Nous entamons notre quatrième semaine. J'ignore si cela tient du pari stupide ou d'un sport de l'extrême, mais nous sommes sur les genoux. Je combats la fatigue en redoublant d'effort. Ne jamais faire un pas les mains vides. Je vis gainé. Effectuer des travaux dans une maison pendant qu'on y habite est une épreuve que j'avais jusqu'ici évitée. Déménager avait été chaque fois préférable ! En l'état il ne devrait plus y avoir de nouvelle poussière, mais l'ancienne refait surface dès que l'on déplace le moindre objet. J'ai rangé la bibliothèque et nous avons rempli les placards de la nouvelle cuisine. Il faut encore changer les brûleurs pour du gaz Butane, faire les joints de l'évier et de la plaque cinq feux, couper quelques planches et poncer le plan de travail. Après quantité de petites retouches, seconde couche et finitions qui n'en finiront probablement pas, il restera à ragréer et peindre le sol avec de la résine conçue pour les parkings. On couchera dehors. Je fais semblant de savoir où nous allons, mais chaque jour réserve ses surprises. Ma To-Do List est en perpétuelle mutation, c'est son propos, mais je suis trop fatigué pour m'en apercevoir. Je m'endors sur le clavier, incapable de faire autre chose que de m'occuper du chantier.

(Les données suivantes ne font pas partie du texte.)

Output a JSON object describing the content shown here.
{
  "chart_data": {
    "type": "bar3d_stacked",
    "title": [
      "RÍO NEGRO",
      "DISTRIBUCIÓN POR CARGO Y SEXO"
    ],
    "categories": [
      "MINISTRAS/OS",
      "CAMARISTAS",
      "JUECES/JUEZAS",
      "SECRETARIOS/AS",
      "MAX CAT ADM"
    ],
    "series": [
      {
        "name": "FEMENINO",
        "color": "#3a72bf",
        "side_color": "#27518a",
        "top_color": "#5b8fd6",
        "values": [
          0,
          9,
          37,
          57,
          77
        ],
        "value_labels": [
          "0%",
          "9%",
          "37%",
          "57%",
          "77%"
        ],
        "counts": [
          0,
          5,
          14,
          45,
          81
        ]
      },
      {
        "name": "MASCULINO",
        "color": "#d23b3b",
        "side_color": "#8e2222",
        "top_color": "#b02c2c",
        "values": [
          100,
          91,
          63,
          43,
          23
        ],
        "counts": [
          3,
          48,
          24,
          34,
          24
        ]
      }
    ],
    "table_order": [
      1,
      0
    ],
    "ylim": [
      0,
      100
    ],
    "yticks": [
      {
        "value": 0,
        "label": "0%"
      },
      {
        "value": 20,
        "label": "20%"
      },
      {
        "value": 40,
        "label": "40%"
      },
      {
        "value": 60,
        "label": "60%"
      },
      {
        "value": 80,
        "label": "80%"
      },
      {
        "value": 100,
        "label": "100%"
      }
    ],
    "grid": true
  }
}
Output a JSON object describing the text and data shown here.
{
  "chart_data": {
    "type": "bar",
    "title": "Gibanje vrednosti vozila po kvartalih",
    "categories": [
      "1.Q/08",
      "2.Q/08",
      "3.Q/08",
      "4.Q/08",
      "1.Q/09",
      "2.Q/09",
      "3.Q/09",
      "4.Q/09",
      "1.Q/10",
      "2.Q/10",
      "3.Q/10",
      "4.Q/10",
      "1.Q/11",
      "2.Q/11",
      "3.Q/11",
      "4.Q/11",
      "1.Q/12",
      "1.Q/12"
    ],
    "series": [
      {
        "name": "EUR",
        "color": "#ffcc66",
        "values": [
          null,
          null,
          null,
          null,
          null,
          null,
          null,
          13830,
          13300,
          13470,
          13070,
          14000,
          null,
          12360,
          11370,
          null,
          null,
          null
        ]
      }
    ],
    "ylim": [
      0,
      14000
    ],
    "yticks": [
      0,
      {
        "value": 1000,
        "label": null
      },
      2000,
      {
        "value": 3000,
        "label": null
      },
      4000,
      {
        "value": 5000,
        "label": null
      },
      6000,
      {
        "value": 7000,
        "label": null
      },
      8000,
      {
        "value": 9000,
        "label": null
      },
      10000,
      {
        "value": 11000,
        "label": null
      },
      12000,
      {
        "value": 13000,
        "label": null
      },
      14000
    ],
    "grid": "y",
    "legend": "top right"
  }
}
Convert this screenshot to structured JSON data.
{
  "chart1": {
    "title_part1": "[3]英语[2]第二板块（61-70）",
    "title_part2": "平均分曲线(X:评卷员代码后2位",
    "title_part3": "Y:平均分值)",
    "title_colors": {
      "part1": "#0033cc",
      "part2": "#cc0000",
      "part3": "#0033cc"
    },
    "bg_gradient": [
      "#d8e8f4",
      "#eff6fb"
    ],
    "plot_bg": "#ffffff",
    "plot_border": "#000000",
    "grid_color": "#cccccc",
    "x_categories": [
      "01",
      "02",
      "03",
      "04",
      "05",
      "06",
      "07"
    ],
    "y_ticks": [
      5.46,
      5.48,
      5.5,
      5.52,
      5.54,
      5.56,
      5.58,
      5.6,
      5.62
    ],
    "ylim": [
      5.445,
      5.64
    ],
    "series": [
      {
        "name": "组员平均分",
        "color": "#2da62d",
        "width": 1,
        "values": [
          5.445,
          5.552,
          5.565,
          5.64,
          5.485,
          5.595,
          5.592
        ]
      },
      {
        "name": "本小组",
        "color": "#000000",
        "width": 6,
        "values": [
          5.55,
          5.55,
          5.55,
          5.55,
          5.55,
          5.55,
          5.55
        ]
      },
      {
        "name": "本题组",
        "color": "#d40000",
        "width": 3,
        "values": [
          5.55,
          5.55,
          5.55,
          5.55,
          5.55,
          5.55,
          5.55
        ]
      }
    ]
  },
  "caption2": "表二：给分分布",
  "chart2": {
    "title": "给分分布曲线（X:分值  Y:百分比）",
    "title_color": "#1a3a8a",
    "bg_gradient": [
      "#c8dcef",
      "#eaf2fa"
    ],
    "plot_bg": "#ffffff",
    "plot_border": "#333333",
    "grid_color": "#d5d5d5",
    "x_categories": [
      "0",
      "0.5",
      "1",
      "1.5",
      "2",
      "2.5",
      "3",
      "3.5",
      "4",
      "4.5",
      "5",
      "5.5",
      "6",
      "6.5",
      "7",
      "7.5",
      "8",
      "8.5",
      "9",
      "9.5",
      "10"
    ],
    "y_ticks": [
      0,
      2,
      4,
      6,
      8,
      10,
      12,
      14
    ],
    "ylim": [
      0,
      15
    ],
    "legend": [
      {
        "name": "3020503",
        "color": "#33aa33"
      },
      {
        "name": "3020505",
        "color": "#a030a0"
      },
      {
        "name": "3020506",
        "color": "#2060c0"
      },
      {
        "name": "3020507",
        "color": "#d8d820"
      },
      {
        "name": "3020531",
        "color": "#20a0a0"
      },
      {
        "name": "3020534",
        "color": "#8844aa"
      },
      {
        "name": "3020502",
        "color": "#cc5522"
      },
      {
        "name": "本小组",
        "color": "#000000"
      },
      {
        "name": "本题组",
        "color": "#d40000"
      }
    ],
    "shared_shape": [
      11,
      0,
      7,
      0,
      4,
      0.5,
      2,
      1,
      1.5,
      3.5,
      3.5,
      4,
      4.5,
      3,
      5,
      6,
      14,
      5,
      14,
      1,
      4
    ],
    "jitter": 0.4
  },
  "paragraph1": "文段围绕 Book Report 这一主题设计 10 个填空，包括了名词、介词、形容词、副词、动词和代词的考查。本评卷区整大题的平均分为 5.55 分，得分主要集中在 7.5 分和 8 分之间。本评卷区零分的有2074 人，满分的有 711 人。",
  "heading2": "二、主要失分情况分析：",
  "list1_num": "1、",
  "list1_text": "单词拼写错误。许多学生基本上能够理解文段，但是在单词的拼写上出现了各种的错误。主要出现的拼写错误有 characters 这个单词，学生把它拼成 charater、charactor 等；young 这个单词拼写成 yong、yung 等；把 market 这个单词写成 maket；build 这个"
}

Ce soir nous irons fêter le septième anniversaire de Mediapart, histoire de rompre le rythme infernal et hypnotique qui nous aspire... Samedi, nous sommes allés au Triton voir Ma grande histoire du rock'n'roll de Evelyne Pieiller avec les comédiens Jacques Pieiller, Jean-Marc Hérouin et le groupe Rise People, Rise! composé de Lucas de Geyter qui chante en jouant de la batterie, Frédéric Talbot à la basse, Johan Toulgoat à la guitare. C'est aussi une histoire de famille, un passage de témoin, le refus de rendre les armes. Très beau texte tranchant comme un coupe-papier, démarquage musical électrisant qui sait jouer discrètement des références en mettant la gomme, inextinguible allumage des comédiens refusant de jeter l'ancre, une rage de jouer communicative...
De temps en temps des amis nous invitent à manger pour nous éviter le catering au fond du garage ou le pique-nique sur le divan du salon. Mais à cette heure-ci je rêve d'un brancard qui me porte jusqu'à mon lit.